Apply the Pythagorean Theorem to find the length between ( 2 , 5 ) and ( 7 , 3 ) . Round your answer to the nearest hundredth, if necessary.(1 point)
To apply the Pythagorean Theorem to find the length between two points, we need to find the horizontal and vertical distances between the two points.
The horizontal distance is found by subtracting the x-coordinates of the two points.
Horizontal distance = 7 - 2 = 5
The vertical distance is found by subtracting the y-coordinates of the two points.
Vertical distance = 3 - 5 = -2
Now, we can apply the Pythagorean Theorem, which states that the square of the length of the hypotenuse of a right triangle is equal to the sum of the squares of the lengths of the other two sides.

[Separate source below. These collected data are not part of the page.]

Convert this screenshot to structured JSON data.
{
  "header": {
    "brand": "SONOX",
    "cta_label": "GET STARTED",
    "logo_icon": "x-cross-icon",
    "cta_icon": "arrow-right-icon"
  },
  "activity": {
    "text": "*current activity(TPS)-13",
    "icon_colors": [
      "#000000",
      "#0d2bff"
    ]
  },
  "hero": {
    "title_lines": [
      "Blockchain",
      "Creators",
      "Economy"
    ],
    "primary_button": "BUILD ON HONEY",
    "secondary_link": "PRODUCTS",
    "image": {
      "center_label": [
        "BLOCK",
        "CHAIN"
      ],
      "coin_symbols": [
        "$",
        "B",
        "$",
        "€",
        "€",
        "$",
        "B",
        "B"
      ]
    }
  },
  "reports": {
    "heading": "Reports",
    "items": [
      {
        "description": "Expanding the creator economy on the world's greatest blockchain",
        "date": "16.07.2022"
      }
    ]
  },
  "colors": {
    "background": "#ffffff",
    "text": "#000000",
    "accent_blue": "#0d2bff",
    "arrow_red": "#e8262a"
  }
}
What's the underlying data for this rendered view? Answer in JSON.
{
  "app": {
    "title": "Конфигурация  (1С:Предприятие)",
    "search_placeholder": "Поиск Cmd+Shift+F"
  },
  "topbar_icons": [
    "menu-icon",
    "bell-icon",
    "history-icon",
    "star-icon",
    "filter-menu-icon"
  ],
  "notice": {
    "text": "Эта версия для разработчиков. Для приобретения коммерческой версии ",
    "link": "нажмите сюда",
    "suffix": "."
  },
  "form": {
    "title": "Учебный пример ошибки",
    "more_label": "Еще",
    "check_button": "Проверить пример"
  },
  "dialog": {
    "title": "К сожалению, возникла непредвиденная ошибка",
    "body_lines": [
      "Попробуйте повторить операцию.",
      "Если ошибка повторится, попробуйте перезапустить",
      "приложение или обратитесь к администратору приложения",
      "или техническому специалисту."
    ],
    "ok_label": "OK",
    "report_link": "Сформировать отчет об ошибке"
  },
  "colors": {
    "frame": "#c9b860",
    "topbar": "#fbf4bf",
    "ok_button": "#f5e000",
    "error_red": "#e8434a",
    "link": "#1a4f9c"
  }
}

Using the horizontal and vertical distances as the two sides of a right triangle, we have:
Hypotenuse^2 = Horizontal distance^2 + Vertical distance^2
Hypotenuse^2 = 5^2 + (-2)^2
Hypotenuse^2 = 25 + 4
Hypotenuse^2 = 29
To find the length of the hypotenuse, we take the square root of both sides:
Hypotenuse = sqrt(29)
Rounding to the nearest hundredth, Hypotenuse ≈ 5.39
Therefore, the length between (2, 5) and (7, 3) is approximately 5.39 units.
Apply the Pythagorean Theorem to find the length between ( − 1 , 6 ) and ( 5 , − 2 ) . Round your answer to the nearest hundredth, if necessary.(1 point)
To apply the Pythagorean Theorem to find the length between two points, we need to find the horizontal and vertical distances between the two points.
The horizontal distance is found by subtracting the x-coordinates of the two points.
Horizontal distance = 5 - (-1) = 6
The vertical distance is found by subtracting the y-coordinates of the two points.
Vertical distance = (-2) - 6 = -8
Now, we can apply the Pythagorean Theorem, which states that the square of the length of the hypotenuse of a right triangle is equal to the sum of the squares of the lengths of the other two sides.
Using the horizontal and vertical distances as the two sides of a right triangle, we have:
Hypotenuse^2 = Horizontal distance^2 + Vertical distance^2
Hypotenuse^2 = 6^2 + (-8)^2
Hypotenuse^2 = 36 + 64
Hypotenuse^2 = 100
To find the length of the hypotenuse, we take the square root of both sides:
Hypotenuse = sqrt(100)
Rounding to the nearest hundredth, Hypotenuse ≈ 10.00
Therefore, the length between (-1, 6) and (5, -2) is approximately 10.00 units.
To find the length between two points using the Pythagorean Theorem, we first need to determine the distance between the x-coordinates and the distance between the y-coordinates.
Given points:
Point 1: (2, 5)
Point 2: (7, 3)
Distance between x-coordinates:
x₁ = 2
x₂ = 7
Δx = x₂ - x₁ = 7 - 2 = 5
Distance between y-coordinates:
y₁ = 5
y₂ = 3
Δy = y₂ - y₁ = 3 - 5 = -2
The Pythagorean Theorem states that the square of the hypotenuse (the side opposite the right angle) is equal to the sum of the squares of the other two sides.
To find the length between the two points, we can treat the Δx and Δy as the two sides of a right triangle, with the hypotenuse being the desired length.
Using the Pythagorean Theorem:
length² = (Δx)² + (Δy)²
length² = 5² + (-2)²
length² = 25 + 4
length² = 29
Taking the square root of both sides:
length = √29
Round the length to the nearest hundredth:
length ≈ 5.39
Therefore, the length between the points (2, 5) and (7, 3) is approximately 5.39 units.